Leo Criaco nove anni fa era arrivato nella capitale inglese. Tanti i lavori umili prima dell'offerta per un impiego da garzone presso una delle gioiellerie della casa reale. Li si fa notare e negli anni costruisce la sua carriera che lo porta da Christie's, in Svizzera. La nostalgia dell'Italia c'è ma, dice, "non ci sono stimoli e non vedo crescita"
“Londra non è solo una città inglese, è la capitale d’Europa”. Leo Criaco, 31 anni, per metà campano e per metà calabrese, di anni lì ne ha passati quasi dieci, quindi sa bene di cosa parla.
“Quando sono arrivato ero uno studente di Conservazione dei beni culturali di 22 anni che voleva imparare l’inglese”, racconta a ilfattoquotidiano.it. L’obiettivo iniziale, infatti, era restare sei mesi e poi tornare in Italia per riprendere gli studi in archeologia medievale. Ma Londra è una città che ti sorprende a ogni angolo: “All’inizio ho fatto un po’ di tutto, dal lavapiatti al cameriere – ricorda -, spesso i ristoranti hanno bisogno di personale anche per un solo giorno, così ti prendono in prova e poi ti mandano via”.
Per Leo i primi mesi non sono stati facili: “Dovevo superare la barriera linguistica e poi ho sofferto molto la solitudine – ammette -, a Londra la gente va e viene continuamente, per cui ogni rapporto che stringi è destinato a finire nel giro di due settimane”. L’occasione giusta, però, lo aspettava in un ristorante iraniano: “Pulivo i bagni in questo locale – racconta -, quando un ragazzo brasiliano che conoscevo mi ha chiesto se mi interessava il suo lavoro da garzone per Bentley & Skinner, una delle gioiellerie della casa reale”. Leo non ci ha pensato su due volte: “Ero il tuttofare: andavo in banca, alla posta, pulivo i gioielli”, ricorda.
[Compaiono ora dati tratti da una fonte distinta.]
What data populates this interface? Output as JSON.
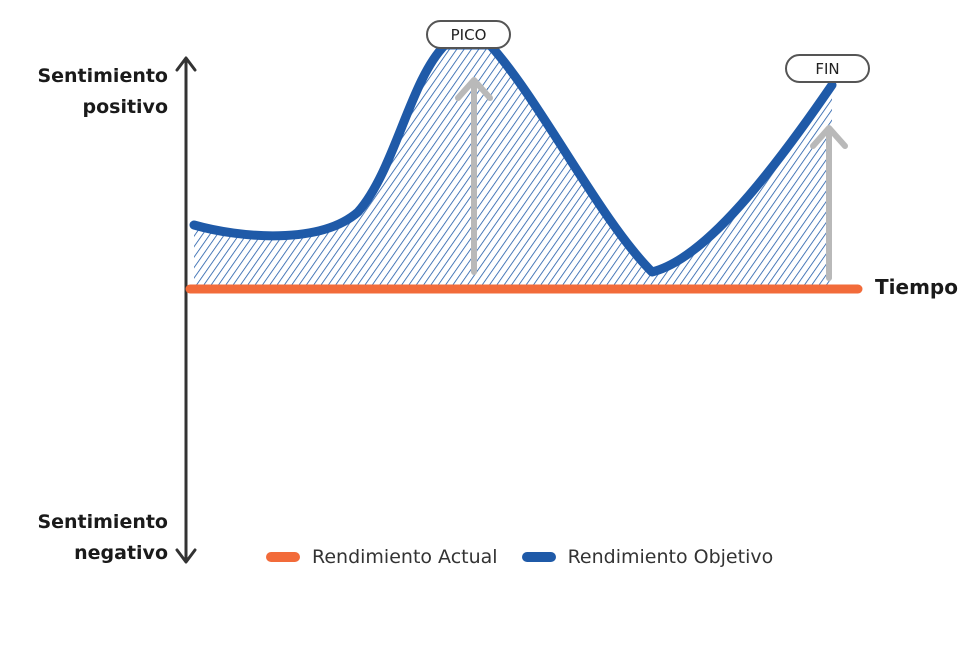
{
  "diagram": {
    "y_axis": {
      "top_label": "Sentimiento\npositivo",
      "bottom_label": "Sentimiento\nnegativo"
    },
    "x_axis": {
      "label": "Tiempo"
    },
    "markers": {
      "peak": "PICO",
      "end": "FIN"
    },
    "legend": [
      {
        "label": "Rendimiento Actual",
        "color": "#f26b3a"
      },
      {
        "label": "Rendimiento Objetivo",
        "color": "#1f5aa8"
      }
    ],
    "colors": {
      "axis": "#333333",
      "baseline": "#f26b3a",
      "curve": "#1f5aa8",
      "hatch": "#1f5aa8",
      "arrows": "#b9b9b9"
    }
  }
}
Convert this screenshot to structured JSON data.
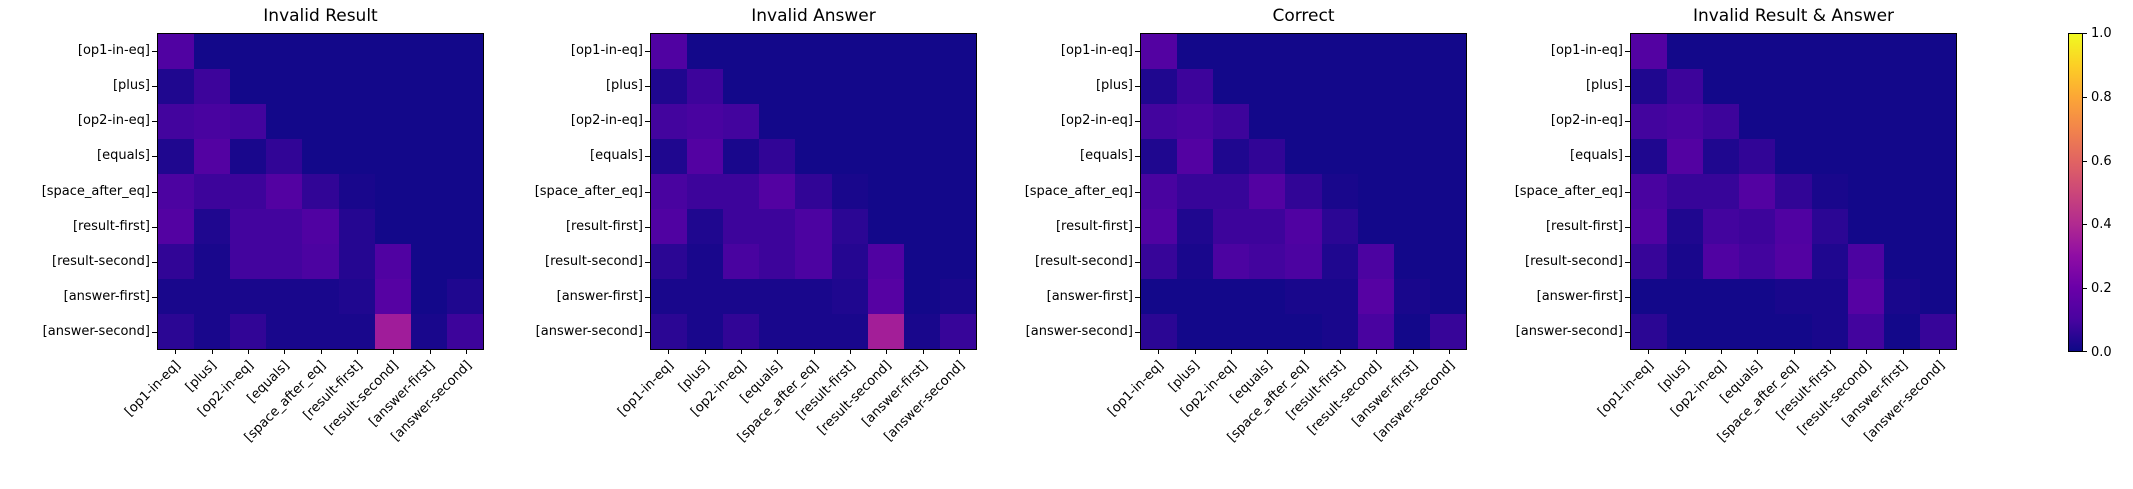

Poi, però, riesce a farsi notare: “In quel periodo lavoravano a un progetto di Damien Hirst, l’artista britannico più celebre al mondo, e mi hanno chiesto se volevo far parte della security”, spiega.
Il lavoretto si trasforma così in un lavoro vero, ma per Leo le sorprese non erano finite: “Un giorno il capo mi ha convocato per offrirmi un posto da junior assistant – ricorda – ormai ero parte dello staff a tutti gli effetti”. Un bel salto di qualità per lui e nel giro di soli sei mesi: “Mi hanno dato grande fiducia e al tempo stesso hanno investito nella mia professionalità – spiega -, pagandomi anche la scuola di gioielleria”. Lui non li delude e dimostra di avere un certo talento: “Hanno notato che ero portato per la selezione dei diamanti, così mi hanno affidato un altro progetto di Damien Hirst – racconta -, per un anno sono stato chiuso in laboratorio a selezionare diamanti”.
Il giovane che a 22 anni era partito per imparare l’inglese non si sarebbe mai immaginato un futuro così. Ma da buon irrequieto, Leo non aveva ancora voglia di fermarsi: “Dopo sette anni sentivo il bisogno di cambiare lavoro, così ho accettato la proposta di un commerciante che lavorava con le case d’asta”. E questo incarico è stato l’ennesimo trampolino di lancio: “Ho conosciuto molte persone connesse con questo mondo e quando mi hanno detto che cercavano uno specialista da Christie’s a Ginevra ho subito mandato il mio curriculum”, racconta. E l’esito è stato inaspettato: “Pensavo che non mi avrebbero mai chiamato, invece dopo una settimana ho ricevuto una telefonata dalla Svizzera: volevano incontrarmi”, ricorda. Dopo cinque colloqui il lavoro è suo.
Leo dà le dimissioni e vola a Ginevra: “Questo nuovo lavoro mi permette di viaggiare moltissimo – spiega -, sono il responsabile per l’Italia, quindi sono quasi sempre nel nostro Paese per incontrare clienti”. Nessuna nostalgia? “Prima quando tornavo a casa volevo scappare dopo una settimana – ammette -, ora invece non mi basta mai, mi mancano i ritmi italiani e il calore della nostra gente”. Ma dal punto di vista professionale l’Italia non rientra nei suoi piani: “Non penso che tornerò mai, non ci sono stimoli e non vedo crescita – spiega – all’estero, invece, se hai voglia di fare arrivi dove vuoi tu”.